Best of Philly 2005: Restaurants & Food

Our cheat sheet on where to eat

Place to eat alone: Ardmore Farmer’s Market
Newer and brighter than Reading Terminal, with just as much bustle to enjoy. Get fresh-cooked fish at Ardmore Seafood, sushi from Genji, and a treat from the Ultimate Bake Shop (120 Coulter Avenue, Ardmore; 610-896-7560).

Place to bring your wine-snob brother-in-law: Meritage Older vintages, oversize bottles, half-bottles, and lesser-known regional wines are highlights of the amazing 400-label collection, priced from $22 to $1,144. Four-course, $69 tasting menus, served with matching wines, take best advantage of the cellar (500 South 20th Street; 215-985-1922).
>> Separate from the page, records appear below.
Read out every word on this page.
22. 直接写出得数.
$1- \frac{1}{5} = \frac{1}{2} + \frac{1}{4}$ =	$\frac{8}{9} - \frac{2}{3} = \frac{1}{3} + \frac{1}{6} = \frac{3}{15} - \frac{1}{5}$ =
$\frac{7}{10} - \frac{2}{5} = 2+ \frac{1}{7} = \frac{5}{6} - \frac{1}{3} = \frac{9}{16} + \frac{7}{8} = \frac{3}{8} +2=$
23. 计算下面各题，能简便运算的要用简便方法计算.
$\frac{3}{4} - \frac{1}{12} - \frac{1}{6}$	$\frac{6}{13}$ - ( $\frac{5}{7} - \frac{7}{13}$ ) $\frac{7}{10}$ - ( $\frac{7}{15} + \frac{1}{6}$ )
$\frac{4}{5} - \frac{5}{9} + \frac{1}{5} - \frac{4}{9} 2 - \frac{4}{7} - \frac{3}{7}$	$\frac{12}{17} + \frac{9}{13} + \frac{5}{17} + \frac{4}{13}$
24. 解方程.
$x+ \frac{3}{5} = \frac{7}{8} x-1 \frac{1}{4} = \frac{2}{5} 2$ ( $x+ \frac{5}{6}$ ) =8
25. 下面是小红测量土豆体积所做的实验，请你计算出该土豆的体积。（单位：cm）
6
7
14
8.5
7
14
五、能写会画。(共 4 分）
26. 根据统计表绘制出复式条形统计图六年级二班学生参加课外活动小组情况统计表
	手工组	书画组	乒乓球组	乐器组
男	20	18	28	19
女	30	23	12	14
Doughnuts: Highland Orchards Farm and Market You can pick apples at this Chester County farm, but we go for the apple cider doughnuts — sugar-dusted confections best straight from the fryer (1000 ­Marshallton-Thorndale Road, West Chester; 610-269-3494).

New Seafood Restaurant: Old Original Bookbinder’s
Forget your image of Bookie’s as an aging tourist trap: With a multimillion-dollar makeover and a completely new menu, Old Original now stands with the city’s best. Perfectly steamed lobsters, colossal baked crabcakes and vibrant tuna tartare are among the top attractions (125 Walnut Street; 215-925-7027).

Upscale burger at a dive bar: Good Dog This appealingly scruffy bar with canine decor draws a young crowd that flaunts its tats and piercings. Compliment their nipple rings, then order a burger, eight ounces of sirloin stuffed with melting Roquefort and topped with caramelized onions (224 South 15th Street; 215-985-9600).

Basic Burger at a Nice Bar: Philadelphia Fish & Company It’s a $6 standout from a kitchen more accustomed to $20 entrées. Skip over the shoestring fries and head straight for the thick sirloin burger, served on a brioche bun. It’s a meat lover’s dream — at a seafood restaurant (207 Chestnut Street; 215-625-8605).

Hot Dog: Jimmy’s Hot Dogs It requires a trip to Easton, but you won’t regret it. An “Easton dog” is served in a bun with a pickle spear running the length, adding both texture and flavor, and we’re pretty sure that this family-owned institution invented it. The perpetual line out the door suggests they know what they’re doing
(2555 Nazareth Road, Easton; 610-258-7545).

Food at the Airport: Caviar Assouline Airline food has become either pitiful or nonexistent, so before you board, stop at this spot in Terminal C and stock up. Grab a sandwich (try the tuna niçoise on black bread) or just some crackers and a hunk of primo cheese — your seatmate’s mouth will be watering (Philadelphia International Airport Terminal C; 215-863-2255).